Problems using alternative tests (i.e. anova) PART-II
gundalav opened this issue · 2 comments
I have the following data
library(tidyverse)
library(ggsignif)
set.seed(1)
a <- rnorm(n = 10, mean = 5, sd = 1)
b <- rnorm(n = 10, mean = 5.8, sd = 1)
data <- data.frame(label = c(rep("A", 10), rep("B", 10)), id = c(1:10, 1:10),
value = c(a, b))
And I perform the one-way anova pot using this code:
a <- aov( value ~ label, data)
summary(a)
Which produces:
Df Sum Sq Mean Sq F value Pr(>F)
label 1 4.201 4.201 4.793 0.042 *
Residuals 18 15.779 0.877
---
Signif. codes: 0 ‘***’ 0.001 ‘**’ 0.01 ‘*’ 0.05 ‘.’ 0.1 ‘ ’ 1
Notice the p-value is 0.042.
However when I tried with ggsignif with this code:
ggplot(data, aes(x = label, y = value )) +
geom_boxplot() +
geom_signif(comparison = list(c("A", "B")), y_position = 11, test = function(a, b) {
list(p.value = summary(aov(a ~ b))[[1]][["Pr(>F)"]][[1]])
})
I got this:
Note the p-value stated there is 0.28 instead of 0.042.
What's the right way to do it, so that I can put the 0.042 value inside the plot?
Hi gundalav,
thank you for the detailed and easy to reproduce question.
The problem is that arguments a
and b
in the test=function(a, b){...}
work slightly different than you assume.
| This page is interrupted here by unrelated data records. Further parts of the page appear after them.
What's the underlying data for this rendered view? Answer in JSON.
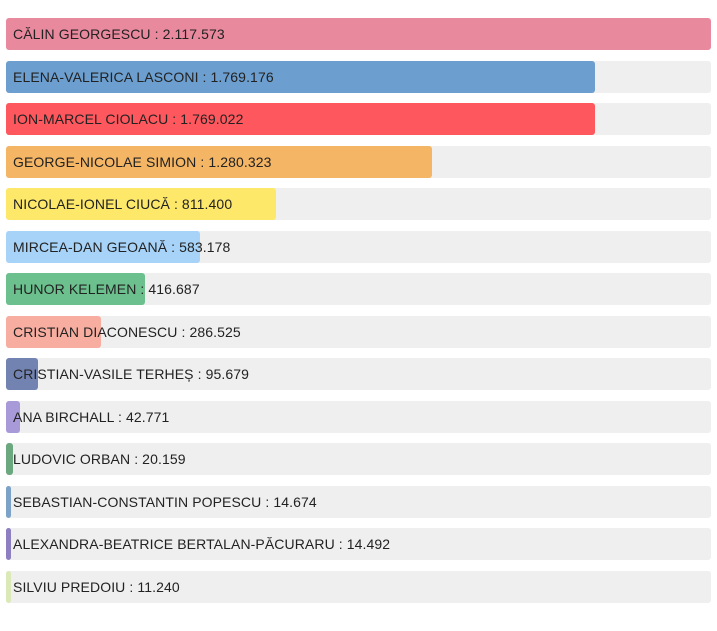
{
  "chart_data": {
    "type": "bar",
    "orientation": "horizontal",
    "label_separator": " : ",
    "grid": false,
    "legend": "none",
    "categories": [
      "CĂLIN GEORGESCU",
      "ELENA-VALERICA LASCONI",
      "ION-MARCEL CIOLACU",
      "GEORGE-NICOLAE SIMION",
      "NICOLAE-IONEL CIUCĂ",
      "MIRCEA-DAN GEOANĂ",
      "HUNOR KELEMEN",
      "CRISTIAN DIACONESCU",
      "CRISTIAN-VASILE TERHEȘ",
      "ANA BIRCHALL",
      "LUDOVIC ORBAN",
      "SEBASTIAN-CONSTANTIN POPESCU",
      "ALEXANDRA-BEATRICE BERTALAN-PĂCURARU",
      "SILVIU PREDOIU"
    ],
    "values": [
      2117573,
      1769176,
      1769022,
      1280323,
      811400,
      583178,
      416687,
      286525,
      95679,
      42771,
      20159,
      14674,
      14492,
      11240
    ],
    "value_labels": [
      "2.117.573",
      "1.769.176",
      "1.769.022",
      "1.280.323",
      "811.400",
      "583.178",
      "416.687",
      "286.525",
      "95.679",
      "42.771",
      "20.159",
      "14.674",
      "14.492",
      "11.240"
    ],
    "colors": [
      "#e9899e",
      "#6c9fcf",
      "#fe575d",
      "#f4b565",
      "#fde86a",
      "#a7d3f8",
      "#6cc08e",
      "#f7aea1",
      "#7283b2",
      "#a89ad9",
      "#6ca87f",
      "#7ca3c7",
      "#8d7fc0",
      "#dbe9b8"
    ],
    "track_color": "#efefef",
    "xlim": [
      0,
      2117573
    ]
  }
}
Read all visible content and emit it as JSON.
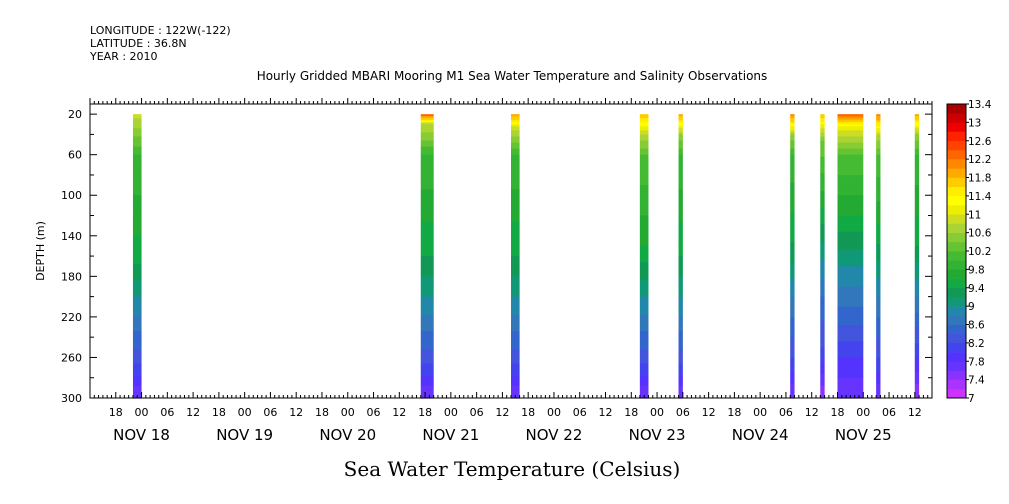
{
  "header": {
    "longitude": "LONGITUDE : 122W(-122)",
    "latitude": "LATITUDE : 36.8N",
    "year": "YEAR : 2010",
    "title": "Hourly Gridded MBARI Mooring M1 Sea Water Temperature and Salinity Observations"
  },
  "chart_data": {
    "type": "heatmap",
    "title": "Hourly Gridded MBARI Mooring M1 Sea Water Temperature and Salinity Observations",
    "xlabel": "",
    "ylabel": "DEPTH (m)",
    "colorbar_label": "Sea Water Temperature (Celsius)",
    "y_axis": {
      "range": [
        300,
        10
      ],
      "inverted": true,
      "tick_labels": [
        "20",
        "60",
        "100",
        "140",
        "180",
        "220",
        "260",
        "300"
      ],
      "tick_values": [
        20,
        60,
        100,
        140,
        180,
        220,
        260,
        300
      ]
    },
    "x_axis": {
      "start": "2010-11-17T12:00",
      "end": "2010-11-25T16:00",
      "hour_labels": [
        {
          "label": "18",
          "t": "2010-11-17T18:00"
        },
        {
          "label": "00",
          "t": "2010-11-18T00:00"
        },
        {
          "label": "06",
          "t": "2010-11-18T06:00"
        },
        {
          "label": "12",
          "t": "2010-11-18T12:00"
        },
        {
          "label": "18",
          "t": "2010-11-18T18:00"
        },
        {
          "label": "00",
          "t": "2010-11-19T00:00"
        },
        {
          "label": "06",
          "t": "2010-11-19T06:00"
        },
        {
          "label": "12",
          "t": "2010-11-19T12:00"
        },
        {
          "label": "18",
          "t": "2010-11-19T18:00"
        },
        {
          "label": "00",
          "t": "2010-11-20T00:00"
        },
        {
          "label": "06",
          "t": "2010-11-20T06:00"
        },
        {
          "label": "12",
          "t": "2010-11-20T12:00"
        },
        {
          "label": "18",
          "t": "2010-11-20T18:00"
        },
        {
          "label": "00",
          "t": "2010-11-21T00:00"
        },
        {
          "label": "06",
          "t": "2010-11-21T06:00"
        },
        {
          "label": "12",
          "t": "2010-11-21T12:00"
        },
        {
          "label": "18",
          "t": "2010-11-21T18:00"
        },
        {
          "label": "00",
          "t": "2010-11-22T00:00"
        },
        {
          "label": "06",
          "t": "2010-11-22T06:00"
        },
        {
          "label": "12",
          "t": "2010-11-22T12:00"
        },
        {
          "label": "18",
          "t": "2010-11-22T18:00"
        },
        {
          "label": "00",
          "t": "2010-11-23T00:00"
        },
        {
          "label": "06",
          "t": "2010-11-23T06:00"
        },
        {
          "label": "12",
          "t": "2010-11-23T12:00"
        },
        {
          "label": "18",
          "t": "2010-11-23T18:00"
        },
        {
          "label": "00",
          "t": "2010-11-24T00:00"
        },
        {
          "label": "06",
          "t": "2010-11-24T06:00"
        },
        {
          "label": "12",
          "t": "2010-11-24T12:00"
        },
        {
          "label": "18",
          "t": "2010-11-24T18:00"
        },
        {
          "label": "00",
          "t": "2010-11-25T00:00"
        },
        {
          "label": "06",
          "t": "2010-11-25T06:00"
        },
        {
          "label": "12",
          "t": "2010-11-25T12:00"
        }
      ],
      "day_labels": [
        {
          "label": "NOV 18",
          "t": "2010-11-18T00:00"
        },
        {
          "label": "NOV 19",
          "t": "2010-11-19T00:00"
        },
        {
          "label": "NOV 20",
          "t": "2010-11-20T00:00"
        },
        {
          "label": "NOV 21",
          "t": "2010-11-21T00:00"
        },
        {
          "label": "NOV 22",
          "t": "2010-11-22T00:00"
        },
        {
          "label": "NOV 23",
          "t": "2010-11-23T00:00"
        },
        {
          "label": "NOV 24",
          "t": "2010-11-24T00:00"
        },
        {
          "label": "NOV 25",
          "t": "2010-11-25T00:00"
        }
      ]
    },
    "colorbar": {
      "levels": [
        7,
        7.2,
        7.4,
        7.6,
        7.8,
        8,
        8.2,
        8.4,
        8.6,
        8.8,
        9,
        9.2,
        9.4,
        9.6,
        9.8,
        10,
        10.2,
        10.4,
        10.6,
        10.8,
        11,
        11.2,
        11.4,
        11.6,
        11.8,
        12,
        12.2,
        12.4,
        12.6,
        12.8,
        13,
        13.2,
        13.4
      ],
      "tick_labels": [
        "7",
        "7.4",
        "7.8",
        "8.2",
        "8.6",
        "9",
        "9.4",
        "9.8",
        "10.2",
        "10.6",
        "11",
        "11.4",
        "11.8",
        "12.2",
        "12.6",
        "13",
        "13.4"
      ],
      "colors": [
        "#cc33ff",
        "#aa33ff",
        "#8833ff",
        "#6633ff",
        "#5533ff",
        "#4444ee",
        "#4455dd",
        "#3366cc",
        "#3377bb",
        "#2288aa",
        "#119977",
        "#119955",
        "#11aa44",
        "#22aa33",
        "#33b333",
        "#44bb33",
        "#66c433",
        "#88cc33",
        "#aad433",
        "#ccdd22",
        "#eeee00",
        "#ffff00",
        "#ffee00",
        "#ffcc00",
        "#ffaa00",
        "#ff8800",
        "#ff6600",
        "#ff4400",
        "#ff2200",
        "#ee0000",
        "#cc0000",
        "#aa0000"
      ]
    },
    "observations": [
      {
        "start": "2010-11-17T22:00",
        "end": "2010-11-18T00:00",
        "profile": [
          [
            20,
            10.9
          ],
          [
            60,
            10.0
          ],
          [
            160,
            9.5
          ],
          [
            200,
            9.0
          ],
          [
            260,
            8.3
          ],
          [
            300,
            7.6
          ]
        ]
      },
      {
        "start": "2010-11-20T17:00",
        "end": "2010-11-20T20:00",
        "profile": [
          [
            20,
            12.4
          ],
          [
            30,
            10.8
          ],
          [
            60,
            10.0
          ],
          [
            160,
            9.4
          ],
          [
            200,
            9.0
          ],
          [
            260,
            8.3
          ],
          [
            300,
            7.6
          ]
        ]
      },
      {
        "start": "2010-11-21T14:00",
        "end": "2010-11-21T16:00",
        "profile": [
          [
            20,
            12.0
          ],
          [
            35,
            10.8
          ],
          [
            60,
            10.0
          ],
          [
            160,
            9.4
          ],
          [
            200,
            9.0
          ],
          [
            260,
            8.3
          ],
          [
            300,
            7.6
          ]
        ]
      },
      {
        "start": "2010-11-22T20:00",
        "end": "2010-11-22T22:00",
        "profile": [
          [
            20,
            11.8
          ],
          [
            40,
            10.8
          ],
          [
            60,
            10.2
          ],
          [
            150,
            9.6
          ],
          [
            200,
            9.0
          ],
          [
            260,
            8.3
          ],
          [
            300,
            7.6
          ]
        ]
      },
      {
        "start": "2010-11-23T05:00",
        "end": "2010-11-23T06:00",
        "profile": [
          [
            20,
            12.0
          ],
          [
            40,
            10.6
          ],
          [
            60,
            10.0
          ],
          [
            160,
            9.4
          ],
          [
            200,
            9.0
          ],
          [
            260,
            8.3
          ],
          [
            300,
            7.6
          ]
        ]
      },
      {
        "start": "2010-11-24T07:00",
        "end": "2010-11-24T08:00",
        "profile": [
          [
            20,
            12.2
          ],
          [
            40,
            10.6
          ],
          [
            60,
            10.0
          ],
          [
            160,
            9.3
          ],
          [
            200,
            8.8
          ],
          [
            260,
            8.2
          ],
          [
            300,
            7.6
          ]
        ]
      },
      {
        "start": "2010-11-24T14:00",
        "end": "2010-11-24T15:00",
        "profile": [
          [
            20,
            11.8
          ],
          [
            45,
            10.4
          ],
          [
            120,
            9.5
          ],
          [
            200,
            8.6
          ],
          [
            250,
            8.2
          ],
          [
            270,
            7.9
          ],
          [
            300,
            7.4
          ]
        ]
      },
      {
        "start": "2010-11-24T18:00",
        "end": "2010-11-25T00:00",
        "profile": [
          [
            20,
            12.4
          ],
          [
            35,
            11.0
          ],
          [
            60,
            10.2
          ],
          [
            120,
            9.6
          ],
          [
            170,
            9.0
          ],
          [
            220,
            8.5
          ],
          [
            260,
            8.0
          ],
          [
            300,
            7.6
          ]
        ]
      },
      {
        "start": "2010-11-25T03:00",
        "end": "2010-11-25T04:00",
        "profile": [
          [
            20,
            12.2
          ],
          [
            40,
            10.8
          ],
          [
            60,
            10.2
          ],
          [
            140,
            9.5
          ],
          [
            200,
            8.8
          ],
          [
            260,
            8.2
          ],
          [
            300,
            7.6
          ]
        ]
      },
      {
        "start": "2010-11-25T12:00",
        "end": "2010-11-25T13:00",
        "profile": [
          [
            20,
            12.0
          ],
          [
            40,
            10.6
          ],
          [
            60,
            10.0
          ],
          [
            150,
            9.4
          ],
          [
            200,
            8.8
          ],
          [
            260,
            8.0
          ],
          [
            300,
            7.4
          ]
        ]
      }
    ]
  }
}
The easiest way to see this is to add browser()
call inside the function like this (which is actually a super-powerful general way to debug problems):
ggplot(data, aes(x = label, y = value )) +
geom_boxplot() +
geom_signif(comparison = list(c("A", "B")), y_position = 11, test = function(a, b) {
browser()
list(p.value = summary(aov(a ~ b))[[1]][["Pr(>F)"]][[1]])
})
To get the p-value that you expect, you would have to do the following:
ggplot(data, aes(x = label, y = value )) +
geom_boxplot() +
geom_signif(comparison = list(c("A", "B")), y_position = 11, test = function(a, b) {
tmp_label <- c(rep("A", length(a)), rep("B", length(b)))
tmp_values <- c(a, b)
list(p.value = summary(aov(tmp_values ~ tmp_label))[[1]][["Pr(>F)"]][[1]])
})
Best, Constantin
Thank you. That does it.